$\displaystyle 2(y')^2=y''(y-1)$
$\displaystyle y(1)=2 y'(1)=-1$
again i tried
y'=z
$\displaystyle z'y=z^{2}$
$\displaystyle \frac{{dz}}{dx}=\frac{dz}{dy}\frac{dy}{dx}$
$\displaystyle zz'=dz/dx$
You have
$\displaystyle \displaystyle \frac{2}{y-1}\,\frac{dy}{dx} = \frac{1}{\frac{dy}{dx}}\,\frac{d^2y}{dx^2}$.
On the RHS make the substitution $\displaystyle \displaystyle u = \frac{dy}{dx}$ so that $\displaystyle \displaystyle \frac{du}{dx} = \frac{d^2y}{dx^2}$ so that your DE becomes
$\displaystyle \displaystyle \frac{2}{y-1}\,\frac{dy}{dx} = \frac{1}{u}\,\frac{du}{dx}$.
Now integrating both sides gives
$\displaystyle \displaystyle \int{\frac{2}{y-1}\,\frac{dy}{dx}\,dx} = \int{\frac{1}{u}\,\frac{du}{dx}\,dx}$
$\displaystyle \displaystyle \int{\frac{2}{y-1}\,dy} = \int{\frac{1}{u}\,du}$
$\displaystyle \displaystyle 2\ln{|y-1|} + C_1 = \ln{|u|} + C_2$
$\displaystyle \displaystyle \ln{|y-1|^2} + C = \ln{|u|}$, where $\displaystyle \displaystyle C = C_1 - C_2$
$\displaystyle \displaystyle C = \ln{|u|} - \ln{|(y-1)^2|}$
$\displaystyle \displaystyle C = \ln{\left|\frac{u}{(y-1)^2}\right|}$
$\displaystyle \displaystyle C = \ln{\left|\frac{\frac{dy}{dx}}{(y-1)^2}\right|}$
$\displaystyle \displaystyle \pm e^C = \frac{dy}{dx}\,\frac{1}{(y-1)^2}$
$\displaystyle \displaystyle A = \frac{dy}{dx}\,\frac{1}{(y-1)^2}$, where $\displaystyle \displaystyle A = \pm e^C$.

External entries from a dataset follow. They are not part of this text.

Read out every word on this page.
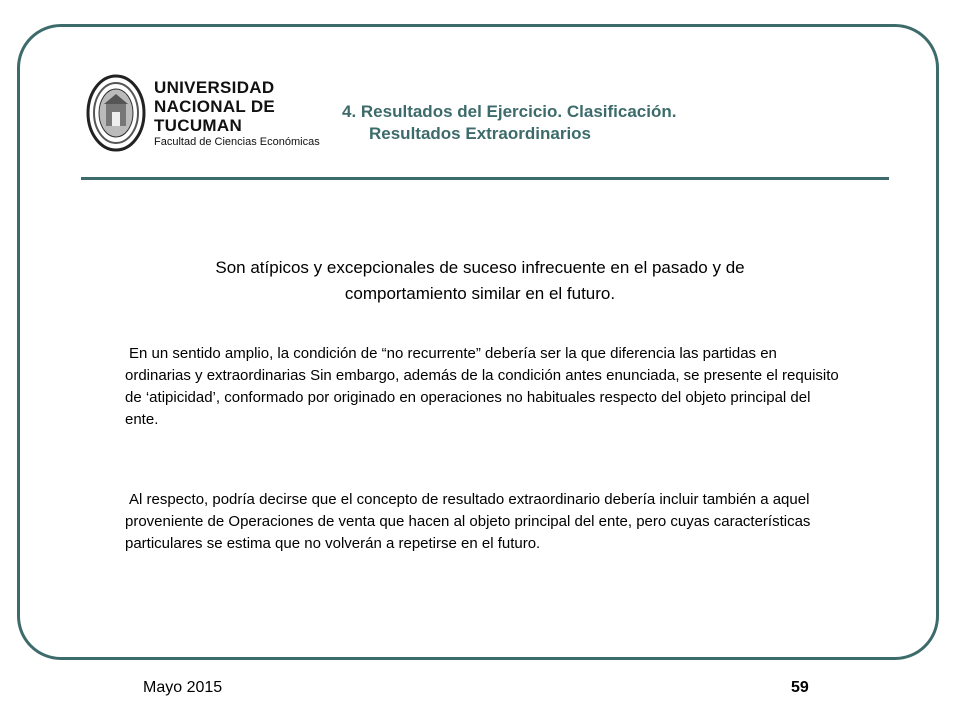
UNIVERSIDAD
NACIONAL DE
TUCUMAN
Facultad de Ciencias Económicas
4. Resultados del Ejercicio. Clasificación.
Resultados Extraordinarios
Son atípicos y excepcionales de suceso infrecuente en el pasado y de comportamiento similar en el futuro.
En un sentido amplio, la condición de “no recurrente” debería ser la que diferencia las partidas en ordinarias y extraordinarias Sin embargo, además de la condición antes enunciada, se presente el requisito de ‘atipicidad’, conformado por originado en operaciones no habituales respecto del objeto principal del ente.
Al respecto, podría decirse que el concepto de resultado extraordinario debería incluir también a aquel proveniente de Operaciones de venta que hacen al objeto principal del ente, pero cuyas características particulares se estima que no volverán a repetirse en el futuro.
Mayo 2015	59
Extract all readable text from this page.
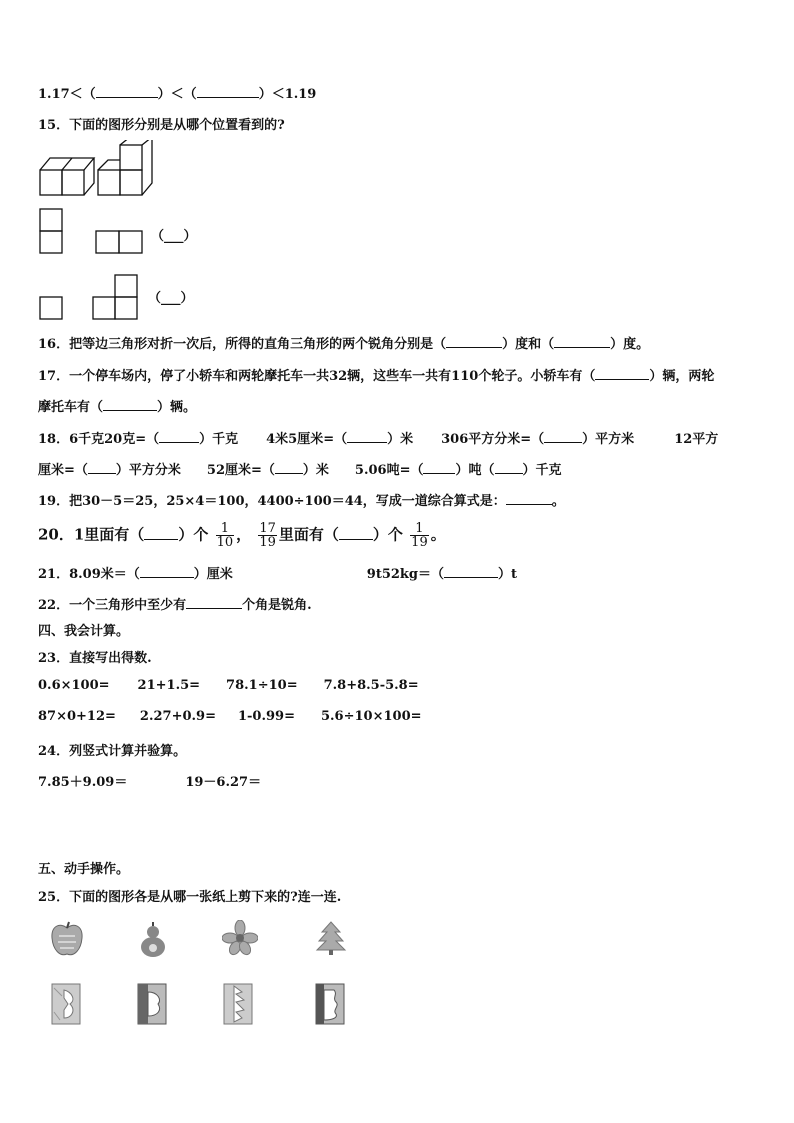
1.17＜（	）＜（	）＜1.19
15．下面的图形分别是从哪个位置看到的?
（___）
（___）
16．把等边三角形对折一次后，所得的直角三角形的两个锐角分别是（	）度和（	）度。
17．一个停车场内，停了小轿车和两轮摩托车一共32辆，这些车一共有110个轮子。小轿车有（	）辆，两轮
摩托车有（	）辆。
18．6千克20克=（	）千克 4米5厘米=（	）米 306平方分米=（	）平方米	12平方
厘米=（ ）平方分米 52厘米=（ ）米 5.06吨=（ ）吨（ ）千克
19．把30－5＝25，25×4＝100，4400÷100＝44，写成一道综合算式是：	。
20．1里面有（ ）个 $\frac{1}{10}$ ， $\frac{17}{19}$ 里面有（ ）个 $\frac{1}{19}$ 。
21．8.09米＝（	）厘米	9t52kg＝（	）t
22．一个三角形中至少有	个角是锐角.
四、我会计算。
23．直接写出得数.
0.6×100= 21+1.5= 78.1÷10= 7.8+8.5-5.8=
87×0+12= 2.27+0.9= 1-0.99= 5.6÷10×100=
24．列竖式计算并验算。
7.85＋9.09＝	19－6.27＝
五、动手操作。
25．下面的图形各是从哪一张纸上剪下来的?连一连.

You can integrate both sides with respect to $\displaystyle \displaystyle x$ now to find $\displaystyle \displaystyle y$. You will need to use partial fractions.
From my previous post:
$\displaystyle 2\ln|y-1|=\ln|y'|+C_{1}.$
On both sides, you see, the derivative of the denominator appears in the numerator. Whenever that happens, you can do a u substitution, and you'll get du/u, which integrates to ln|u|. See how that works?